Now, a few words about type conversion. Very often, the string values in Parquet files are stored as ‘Binary’ with a UTF option. I decided to capture that and cast it to ‘VARCHAR’. Another trick is that sometimes INT96 is stored as a timestamp value, and the application automatically casting it too. ‘BYTE_ARRAY’ will be cast to Snowflake ‘BINARY’. All other Parquet types are compatible.

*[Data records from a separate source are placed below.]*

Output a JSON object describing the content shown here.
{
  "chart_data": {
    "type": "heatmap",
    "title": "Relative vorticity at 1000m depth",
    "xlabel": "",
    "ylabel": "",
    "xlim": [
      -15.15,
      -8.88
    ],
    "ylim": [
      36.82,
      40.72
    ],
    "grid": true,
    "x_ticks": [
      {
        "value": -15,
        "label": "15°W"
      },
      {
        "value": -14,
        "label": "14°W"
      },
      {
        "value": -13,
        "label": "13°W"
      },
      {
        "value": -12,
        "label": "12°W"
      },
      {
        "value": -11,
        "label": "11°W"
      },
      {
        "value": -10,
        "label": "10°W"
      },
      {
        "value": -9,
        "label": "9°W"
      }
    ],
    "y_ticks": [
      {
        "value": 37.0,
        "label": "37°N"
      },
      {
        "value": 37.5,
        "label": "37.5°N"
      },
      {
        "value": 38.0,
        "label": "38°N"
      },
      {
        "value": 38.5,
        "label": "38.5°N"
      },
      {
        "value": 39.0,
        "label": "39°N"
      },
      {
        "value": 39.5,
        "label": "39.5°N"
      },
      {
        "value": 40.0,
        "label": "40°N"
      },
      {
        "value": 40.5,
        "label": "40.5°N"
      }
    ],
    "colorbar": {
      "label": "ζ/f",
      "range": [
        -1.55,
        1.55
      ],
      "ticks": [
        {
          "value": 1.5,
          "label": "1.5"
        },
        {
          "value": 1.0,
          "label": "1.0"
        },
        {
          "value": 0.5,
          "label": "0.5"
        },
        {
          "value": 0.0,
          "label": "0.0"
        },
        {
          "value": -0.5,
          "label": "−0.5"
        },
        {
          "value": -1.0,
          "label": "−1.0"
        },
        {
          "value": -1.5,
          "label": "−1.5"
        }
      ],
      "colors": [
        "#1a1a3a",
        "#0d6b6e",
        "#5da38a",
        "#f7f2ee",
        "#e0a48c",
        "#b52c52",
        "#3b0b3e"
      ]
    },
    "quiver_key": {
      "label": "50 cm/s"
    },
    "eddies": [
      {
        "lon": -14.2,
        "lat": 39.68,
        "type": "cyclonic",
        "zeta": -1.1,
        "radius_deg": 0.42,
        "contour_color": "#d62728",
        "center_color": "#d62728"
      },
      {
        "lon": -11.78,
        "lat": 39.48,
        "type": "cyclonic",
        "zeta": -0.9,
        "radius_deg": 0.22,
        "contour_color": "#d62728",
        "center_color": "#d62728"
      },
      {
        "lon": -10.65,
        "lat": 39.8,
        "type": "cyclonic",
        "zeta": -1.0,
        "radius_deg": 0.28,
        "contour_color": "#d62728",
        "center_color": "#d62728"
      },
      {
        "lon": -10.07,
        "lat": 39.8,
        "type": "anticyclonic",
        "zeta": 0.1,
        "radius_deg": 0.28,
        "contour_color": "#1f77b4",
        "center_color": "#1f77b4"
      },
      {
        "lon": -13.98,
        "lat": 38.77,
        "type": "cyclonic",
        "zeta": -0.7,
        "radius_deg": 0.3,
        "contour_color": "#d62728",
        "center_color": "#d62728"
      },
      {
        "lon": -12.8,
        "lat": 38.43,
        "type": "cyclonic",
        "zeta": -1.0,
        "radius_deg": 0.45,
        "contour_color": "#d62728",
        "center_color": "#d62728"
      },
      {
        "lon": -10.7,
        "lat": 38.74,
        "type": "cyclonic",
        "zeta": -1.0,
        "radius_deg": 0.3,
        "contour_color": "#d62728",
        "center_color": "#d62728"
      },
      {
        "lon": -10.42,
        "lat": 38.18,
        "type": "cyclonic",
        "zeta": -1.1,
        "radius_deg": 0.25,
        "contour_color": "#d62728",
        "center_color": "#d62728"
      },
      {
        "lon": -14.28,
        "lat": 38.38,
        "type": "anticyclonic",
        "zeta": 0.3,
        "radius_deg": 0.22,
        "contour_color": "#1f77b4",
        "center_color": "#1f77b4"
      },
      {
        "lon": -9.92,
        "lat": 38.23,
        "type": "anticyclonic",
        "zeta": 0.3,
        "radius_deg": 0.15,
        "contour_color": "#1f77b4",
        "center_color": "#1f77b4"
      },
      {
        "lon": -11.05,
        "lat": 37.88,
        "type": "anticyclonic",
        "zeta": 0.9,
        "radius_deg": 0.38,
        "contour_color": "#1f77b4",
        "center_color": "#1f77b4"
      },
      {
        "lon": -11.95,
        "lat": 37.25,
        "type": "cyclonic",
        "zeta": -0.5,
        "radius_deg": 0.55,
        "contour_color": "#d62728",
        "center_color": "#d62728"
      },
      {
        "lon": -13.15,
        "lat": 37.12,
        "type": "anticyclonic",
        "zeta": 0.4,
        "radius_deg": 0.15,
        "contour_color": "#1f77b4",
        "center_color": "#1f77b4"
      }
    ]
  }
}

Here are the Parquet types:

BOOLEAN: 1 bit boolean
INT32: 32 bit signed ints
INT64: 64 bit signed ints
INT96: 96 bit signed ints
FLOAT: IEEE 32-bit floating point values
DOUBLE: IEEE 64-bit floating point values
BYTE_ARRAY: arbitrarily long byte arrays

You may find more details on how to merge Parquet with Snowflake here. For a Parquet file, we need to specify column names and casts. Two tips here: First, SQL is case insensitive, but column names should be used in a query with column name as specified in the Parquet file. The second tip: cast sometimes may be skipped. Here is a sample COPY command to upload data from S3 parquet file:

COPY INTO userdata1 FROM (SELECT $1:registration_dttm::TIMESTAMP, $1:id::INTEGER,  $1:first_name::VARCHAR, $1:last_name::VARCHAR, $1:email::VARCHAR,  $1:gender::VARCHAR, $1:ip_address::VARCHAR, $1:cc::VARCHAR, $1:country::VARCHAR, $1:birthdate::VARCHAR, $1:salary::DOUBLE,  $1:title::VARCHAR, $1:comments::VARCHAR FROM @my_csv_stage/userdata1.parquet)  on_error = 'skip_file' file_format = (type = parquet);

You may validate the statement for errors before the execution with validation_mode = ‘RETURN_ERRORS’;, more info here.

And the last step is to DROP the STAGE. Now you may check your table in the Snowflake.

This is a prototype and so many things could be added to improve and make this project more ‘pretty’ like adding ORC support, or getting a list for Parquet files to process them all or specifying a pattern for files, adding support for complex types, …split and compress huge local CSV files, adding proper logging and many, many, more.